Module 2: Node-Adaptive Trigger Generator¶
- An MLP dynamically generates trigger features from the target node feature \(\mathbf{x}_i\) and target embedding \(\mathbf{e}_j\): \(\mathbf{x}_{ij}^{tri} = \text{MLP}([\mathbf{x}_i \| \mathbf{e}_j])\)
- The trigger is designed as a 3-node fully connected subgraph inserted into the target node's neighborhood.
- Dual-objective optimization: \(\mathcal{L}_{eff}\) aligns the triggered node's embedding with the target prototype; \(\mathcal{L}_{ste}\) enforces similarity between trigger features and target node features to preserve graph homophily.
- Notably, pre-trained model parameters are not modified; the method exploits latent backdoor logic already present in the encoder.
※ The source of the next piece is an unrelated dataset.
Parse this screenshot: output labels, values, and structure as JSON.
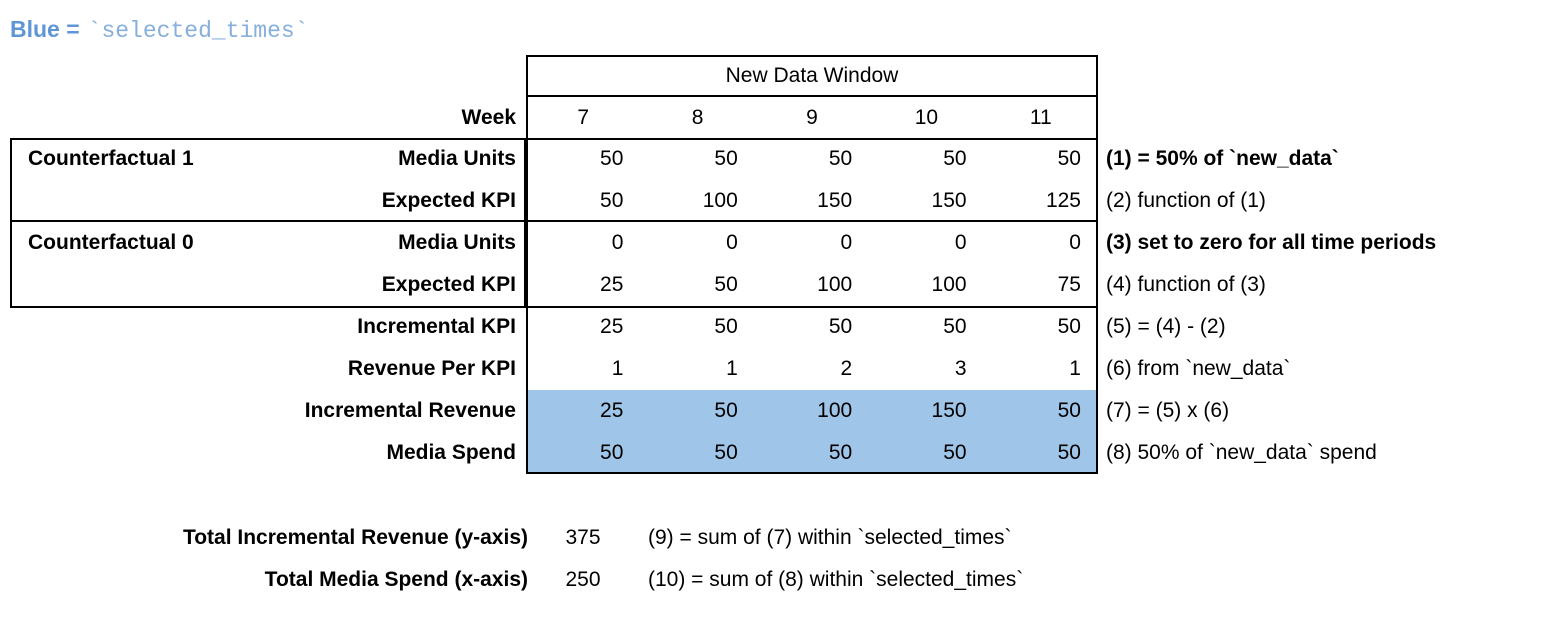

Module 3: Persistent Backdoor Anchoring¶
- Empirical observation: the majority of pre-trained parameters change minimally during downstream fine-tuning.
- Graph mixup is used to synthesize cross-domain graphs that simulate potential downstream distributions.
- Fine-tuning-sensitive parameters are identified via model-pruning-based importance estimation.
- Random perturbations \(\theta_k \leftarrow \theta_k + \epsilon|\theta_k|\) are applied to sensitive parameters, and the trigger generator is trained to remain effective under such perturbations.
- Persistence loss: \(\mathcal{L}_{per} = \text{Var}(\{\mathcal{L}_{eff}^j\}) + \text{Mean}(\{\mathcal{L}_{eff}^j\})\)
Key Experimental Results¶
Attack Effectiveness (ASR %, Target-Controlled Setting)¶
| Method | Cora | CiteSeer | PubMed | Photo | Computers |
|---|---|---|---|---|---|
| GCBA_M (GCOPE) | 4.77 | 5.98 | 21.65 | 3.48 | 4.62 |
| CrossBA (GCOPE) | 14.29 | 16.67 | 33.33 | 9.25 | 7.98 |
| GFM-BA (GCOPE) | 90.40 | 89.06 | 100.00 | 84.53 | 78.54 |
| CrossBA (SAMGPT) | 13.61 | 16.67 | 33.33 | 12.10 | 9.20 |
| GFM-BA (SAMGPT) | 100.00 | 100.00 | 100.00 | 99.80 | 100.00 |
Target-Controlled ASR exceeds the strongest baseline (CrossBA) by 66–91%.
Stealthiness (ASR After Edge Purification Defense)¶
GFM-BA maintains high ASR after edge purification (100% on GCOPE), outperforming baselines by an average of 36.81% (GCOPE), 19.98% (MDGPT), and 36.73% (SAMGPT), with no degradation in clean accuracy.
Persistence (ASR Drop After Fine-Tuning)¶
| Method | Cora Drop | Photo Drop | Computers Drop |
|---|---|---|---|
| CrossBA (SAMGPT) | ↓4.74 | ↓9.40 | ↓0.60 |
| GFM-BA (SAMGPT) | ↓1.34 | ↓4.00 | ↓1.40 |
| CrossBA (MDGPT) | ↓1.36 | ↓4.60 | ↓2.40 |
| GFM-BA (MDGPT) | ↓0.68 | ↓0.60 | ↓0.80 |
ASR degradation after fine-tuning is minimal (mostly <2%), demonstrating substantially superior persistence over baselines.
Highlights & Insights¶
- Label-free attack paradigm: Selecting prototype embeddings via FPS bypasses the dependency on downstream labels, representing a key breakthrough for GFM backdoor attacks.
- Adaptive trigger generation: The node-adaptive design preserves graph homophily, significantly enhancing stealthiness.
- No modification to model parameters: The method exploits latent logic in the pre-trained encoder without affecting clean accuracy.
- Theoretical grounding: Propositions 1 and 2 provide theoretical foundations for FPS coverage and parameter-insensitive anchoring, respectively.
Limitations & Future Work¶
- Evaluation is limited to node classification; graph classification and link prediction scenarios are not addressed.
- FPS prototype coverage may degrade under highly imbalanced class distributions.
- The attack assumes the adversary can perform a small number of downstream probe queries to match prototypes to labels, which may be infeasible in certain settings.
- Defense evaluation relies solely on simple edge purification; stronger defenses such as spectral filtering and model pruning are not assessed.
- The optimality of the fixed 3-node trigger structure is not investigated.
Rating¶
- Novelty: ⭐⭐⭐⭐⭐ — First systematic treatment of the three core GFM backdoor attack challenges; the label-free design is a genuine breakthrough.
- Experimental Thoroughness: ⭐⭐⭐⭐ — 5 datasets × 3 victim GFMs × 3 baselines, with ablation studies and hyperparameter analysis.
- Writing Quality: ⭐⭐⭐⭐ — Problem motivation and challenge analysis are clearly articulated; methodological descriptions are rigorous.
- Value: ⭐⭐⭐⭐ — Exposes security vulnerabilities in GFMs and advances research in trustworthy AI.